Although hop has been investigated previously, detailed biochemical and enzymatic evaluations that combine comparative solvent extraction (water vs. ethanol) with LC–MS/MS-based profiling within the same workflow remain limited. In addition, to clarify how our hop extracts are different or superior to others, we emphasize the following: (i) we evaluated both aqueous (WEHL) and ethanolic (EEHL) extracts prepared from hop cones collected in Bilecik (Türkiye) under identical conditions, enabling a direct solvent-dependent comparison; and (ii) we present an integrated dataset linking phenolic and flavonoid richness and LC–MS/MS profiling with multi-enzyme inhibition, including carbonic anhydrase isoenzymes relevant to antiglaucoma screening. Moreover, our results indicate that EEHL exhibits notably strong inhibition against hCA II isoform (IC₅₀: 21.19 µg/mL) and measurable inhibition against hCA I isozyme (IC₅₀: 59.78 µg/mL).
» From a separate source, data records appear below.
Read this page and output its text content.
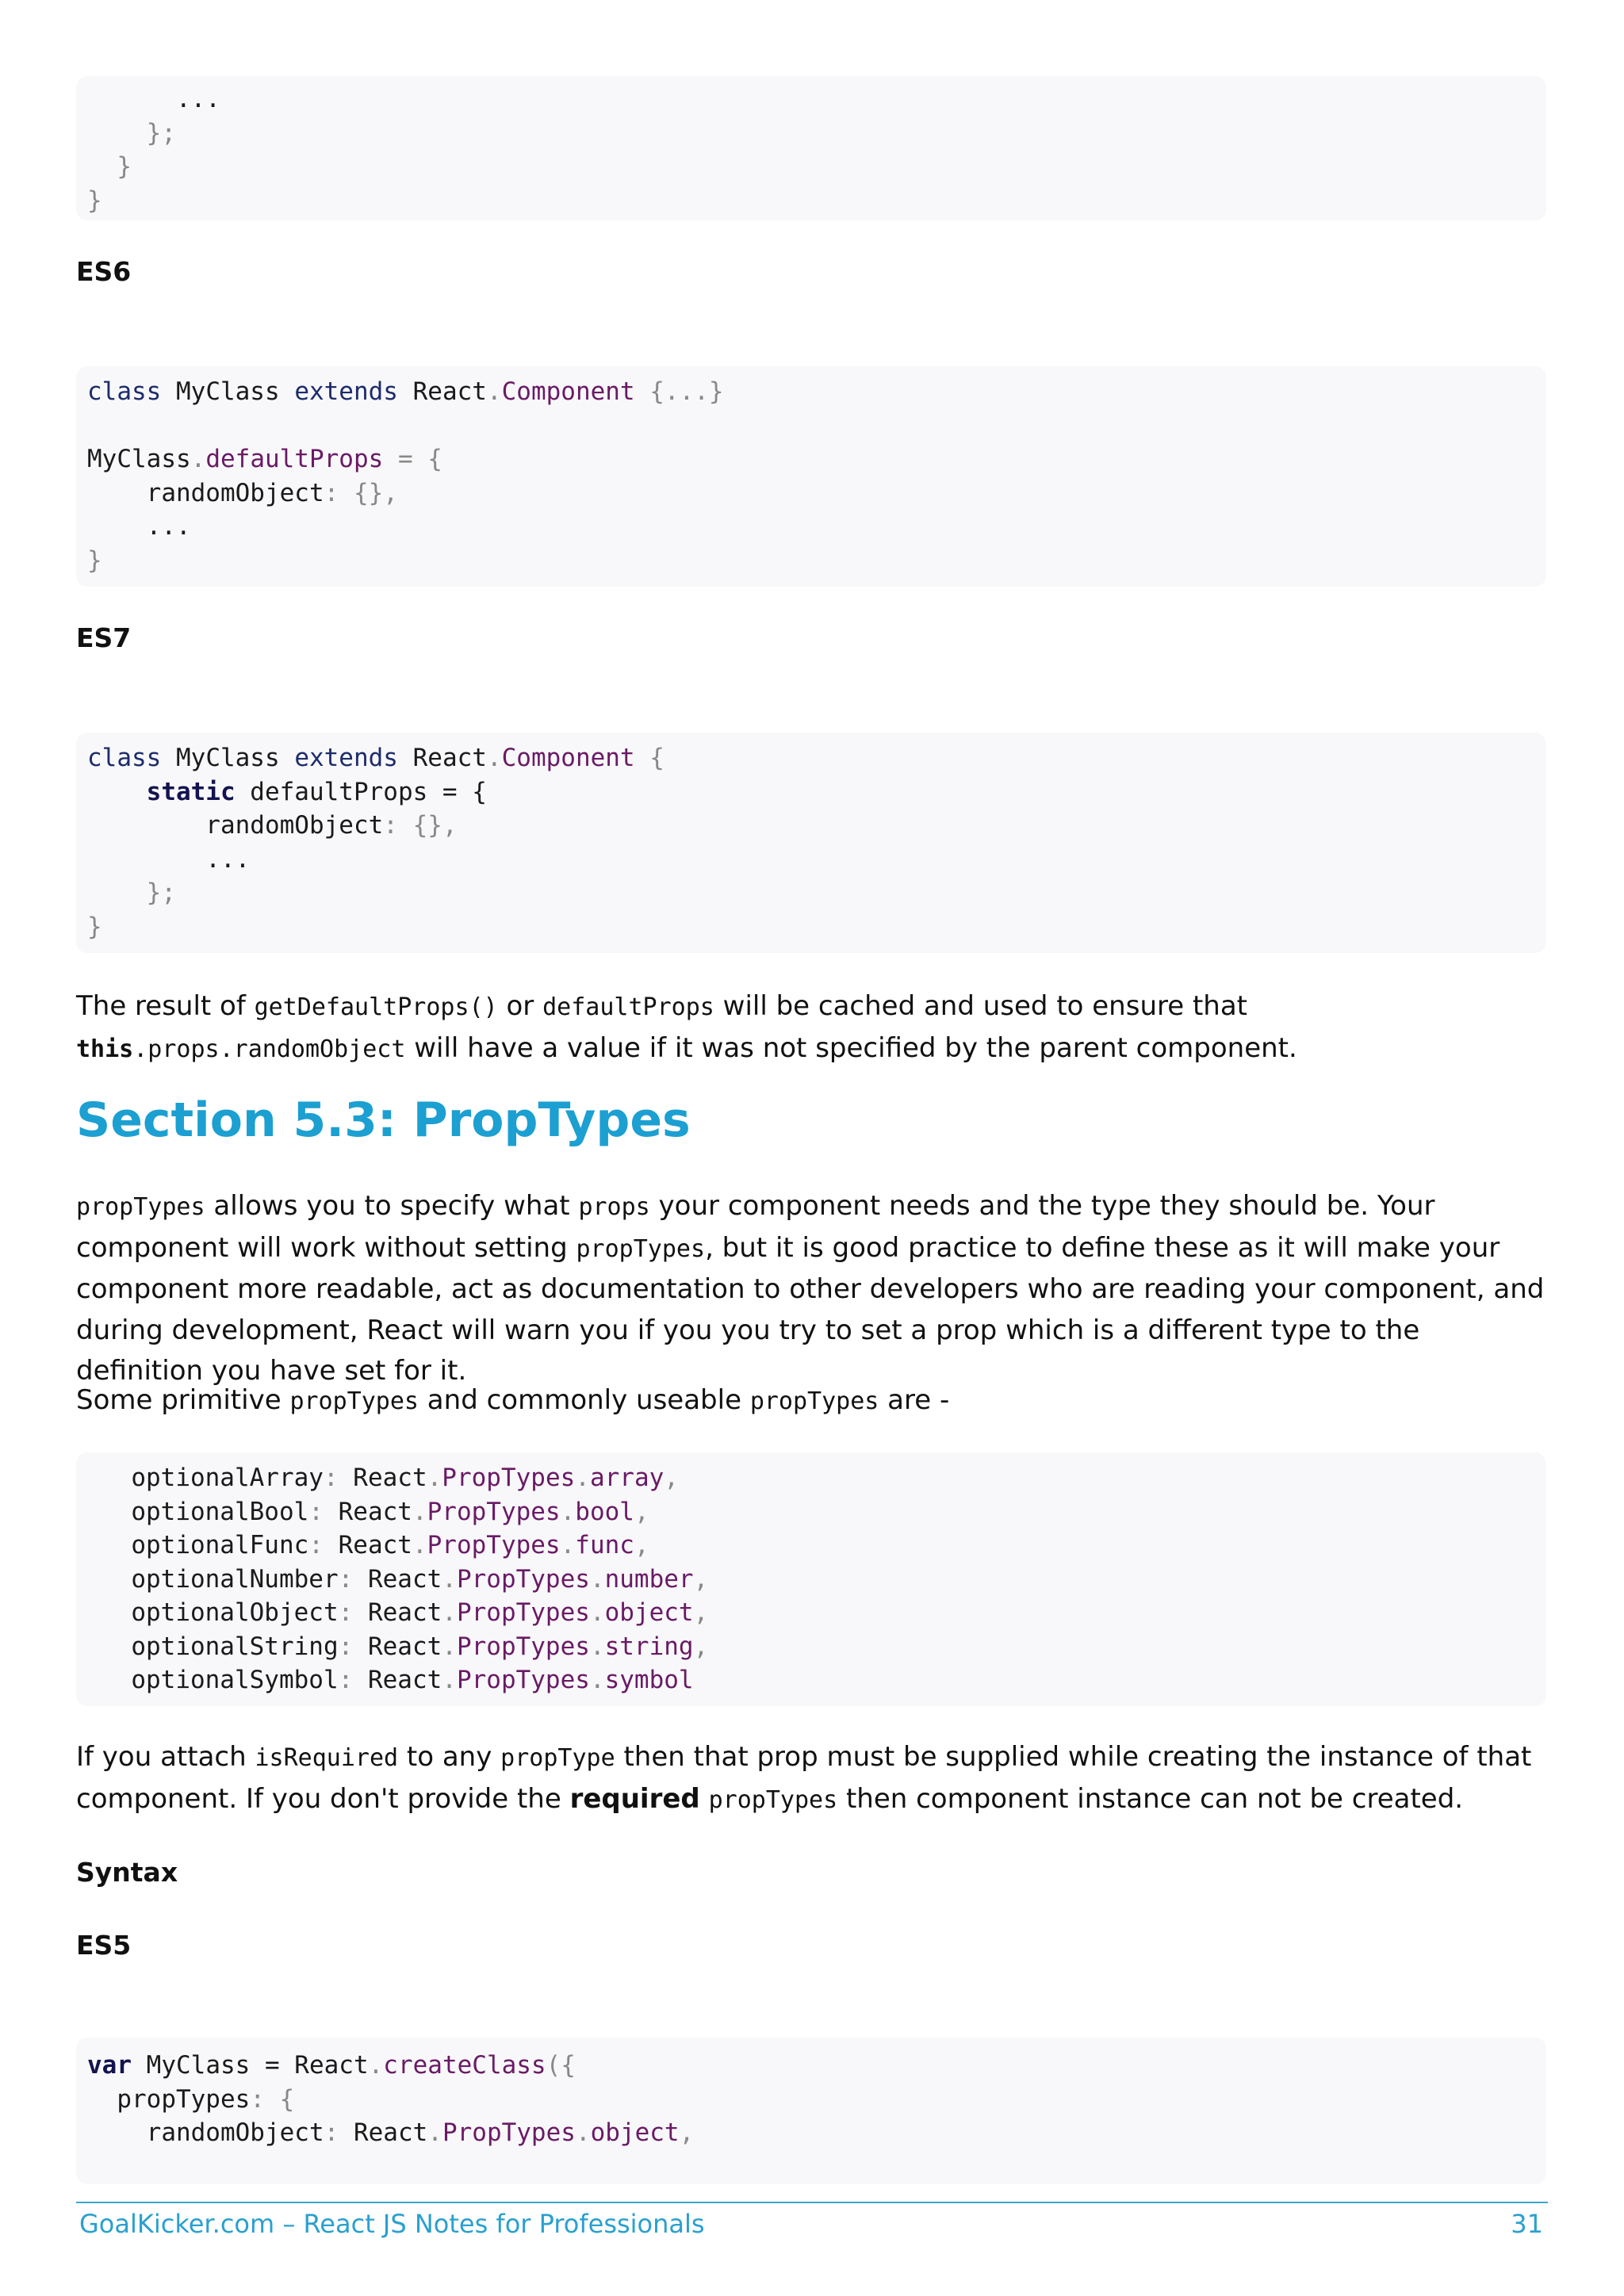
...
};
}
}
ES6
class MyClass extends React.Component {...}
MyClass.defaultProps = {
randomObject: {},
...
}
ES7
class MyClass extends React.Component {
static defaultProps = {
randomObject: {},
...
};
}

The result of getDefaultProps() or defaultProps will be cached and used to ensure that

this.props.randomObject will have a value if it was not specified by the parent component.

Section 5.3: PropTypes

propTypes allows you to specify what props your component needs and the type they should be. Your component will work without setting propTypes, but it is good practice to define these as it will make your component more readable, act as documentation to other developers who are reading your component, and during development, React will warn you if you you try to set a prop which is a different type to the definition you have set for it.

Some primitive propTypes and commonly useable propTypes are -

optionalArray: React.PropTypes.array,
optionalBool: React.PropTypes.bool,
optionalFunc: React.PropTypes.func,
optionalNumber: React.PropTypes.number,
optionalObject: React.PropTypes.object,
optionalString: React.PropTypes.string,
optionalSymbol: React.PropTypes.symbol

If you attach isRequired to any propType then that prop must be supplied while creating the instance of that component. If you don't provide the required propTypes then component instance can not be created.

Syntax
ES5
var MyClass = React.createClass({
propTypes: {
randomObject: React.PropTypes.object,
GoalKicker.com – React JS Notes for Professionals	31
These values compare favorably with the reference inhibitor (acetazolamide) reported in the same table, particularly for hCA II isoenzyme. In addition, when compared with previously reported hop extracts/cultivars, our extract showed lower radical scavenging IC₅₀ values (DPPH/ABTS) than those reported for many hop samples, supporting that the studied material has comparatively higher antioxidant potency under our experimental conditions.

In terms of future research, bioactivity-guided fractionation and isolation studies are required to more clearly identify the constituents responsible for the observed antioxidant and enzyme inhibitory effects. Detailed kinetic analyses (e.g., determination of inhibition type and Ki values) should be conducted on the obtained fractions and isolated pure compounds to better elucidate the underlying mechanisms. In addition, to support the biological relevance of the in vitro findings, validation experiments should be performed in appropriate cell-based models and, where necessary, in vivo studies should be planned. Finally, comprehensive evaluations of toxicity, stability, and (when applicable) preliminary pharmacokinetic/ADMET properties are recommended to assess the balance between efficacy and safety.